This simplifies fine-tuning and evaluation of the BERT model on the NER dataset.


In [16]:
trainer = Trainer(
    model=model,
    args=args,
    train_dataset=tokenized_dataset["train"],
    eval_dataset=tokenized_dataset["validation"],
    tokenizer=tokenizer,
    data_collator=data_collator,
)

  trainer = Trainer(


In [17]:
trainer.train()

Epoch,Training Loss,Validation Loss
1,0.0473,0.040521
2,0.0069,0.040649
3,0.0116,0.037496


TrainOutput(global_step=2634, training_loss=0.05069550948504616, metrics={'train_runtime': 608.463, 'train_samples_per_second': 69.229, 'train_steps_per_second': 4.329, 'total_flos': 1050534559887048.0, 'train_loss': 0.05069550948504616, 'epoch': 3.0})

### Creating Inference Pipeline
Initializes a Hugging Face `pipeline` for Named Entity Recognition using the fine-tuned model.  
This allows for easy NER inference on raw text inputs.


In [18]:
ner_pipeline = pipeline(
    "ner",
    model=model,
    tokenizer=tokenizer,
    aggregation_strategy=None
)

Device set to use cuda:0


In [19]:
text = "Angela Merkel was born in Hamburg and was the chancellor of Germany."
ner_results = ner_pipeline(text)

### Post-Processing Function to Merge Word Pieces
Defines a helper function `merge_tokens_with_O()` that merges subword tokens (e.g., “Ger” + “##many”) into full words.  
It also averages their confidence scores and maintains the correct label for the merged word.


In [20]:
def merge_tokens_with_O(ner_results):
    merged = []
    current_word = ""
    current_label = ""
    scores = []

    for token in ner_results:
        word = token["word"]
        label = token["entity"]
        score = token["score"]

        if word.startswith("##"):
            current_word += word[2:]
            scores.append(score)
        else:
            if current_word:
                avg_score = sum(scores) / len(scores)
                merged.append((current_word, current_label, avg_score))
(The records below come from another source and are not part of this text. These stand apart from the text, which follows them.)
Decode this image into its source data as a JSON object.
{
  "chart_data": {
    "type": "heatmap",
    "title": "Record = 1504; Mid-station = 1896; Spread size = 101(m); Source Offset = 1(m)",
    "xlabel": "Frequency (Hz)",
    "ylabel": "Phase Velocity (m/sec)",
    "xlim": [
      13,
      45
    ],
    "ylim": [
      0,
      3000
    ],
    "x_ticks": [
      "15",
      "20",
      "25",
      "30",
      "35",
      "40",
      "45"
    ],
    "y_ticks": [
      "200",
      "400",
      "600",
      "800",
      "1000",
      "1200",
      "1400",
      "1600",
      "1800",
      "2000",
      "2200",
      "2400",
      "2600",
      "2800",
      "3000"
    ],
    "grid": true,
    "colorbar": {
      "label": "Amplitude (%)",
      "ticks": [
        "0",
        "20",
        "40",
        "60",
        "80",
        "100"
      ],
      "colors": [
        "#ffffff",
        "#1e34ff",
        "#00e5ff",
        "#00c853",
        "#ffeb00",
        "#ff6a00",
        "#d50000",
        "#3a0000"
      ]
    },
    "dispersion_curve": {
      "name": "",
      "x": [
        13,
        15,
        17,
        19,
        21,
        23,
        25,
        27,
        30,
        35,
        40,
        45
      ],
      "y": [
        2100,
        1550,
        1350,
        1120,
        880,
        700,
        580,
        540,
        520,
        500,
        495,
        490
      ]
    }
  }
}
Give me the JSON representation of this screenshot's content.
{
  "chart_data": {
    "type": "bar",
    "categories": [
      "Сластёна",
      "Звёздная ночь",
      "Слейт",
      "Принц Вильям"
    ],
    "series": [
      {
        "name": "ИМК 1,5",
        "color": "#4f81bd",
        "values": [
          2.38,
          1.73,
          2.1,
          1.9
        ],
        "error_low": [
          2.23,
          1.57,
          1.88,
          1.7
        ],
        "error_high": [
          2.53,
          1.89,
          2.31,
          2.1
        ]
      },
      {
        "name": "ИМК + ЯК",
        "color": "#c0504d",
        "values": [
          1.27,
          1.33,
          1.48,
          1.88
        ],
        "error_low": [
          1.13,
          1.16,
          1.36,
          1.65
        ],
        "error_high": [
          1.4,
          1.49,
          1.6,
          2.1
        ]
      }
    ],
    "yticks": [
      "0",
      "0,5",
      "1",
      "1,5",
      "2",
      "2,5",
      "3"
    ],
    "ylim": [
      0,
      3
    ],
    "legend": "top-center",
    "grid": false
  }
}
            current_word = word
            current_label = label
            scores = [score]

    if current_word:
        avg_score = sum(scores) / len(scores)
        merged.append((current_word, current_label, avg_score))

    return merged


In [21]:
merged_results = merge_tokens_with_O(ner_results)

for word, label, score in merged_results:
    print(f"{word} ({label}) - Score: {score:.2f}")


Angela (B-PER) - Score: 1.00
Merkel (I-PER) - Score: 0.99
Hamburg (B-LOC) - Score: 1.00
Germany (B-LOC) - Score: 1.00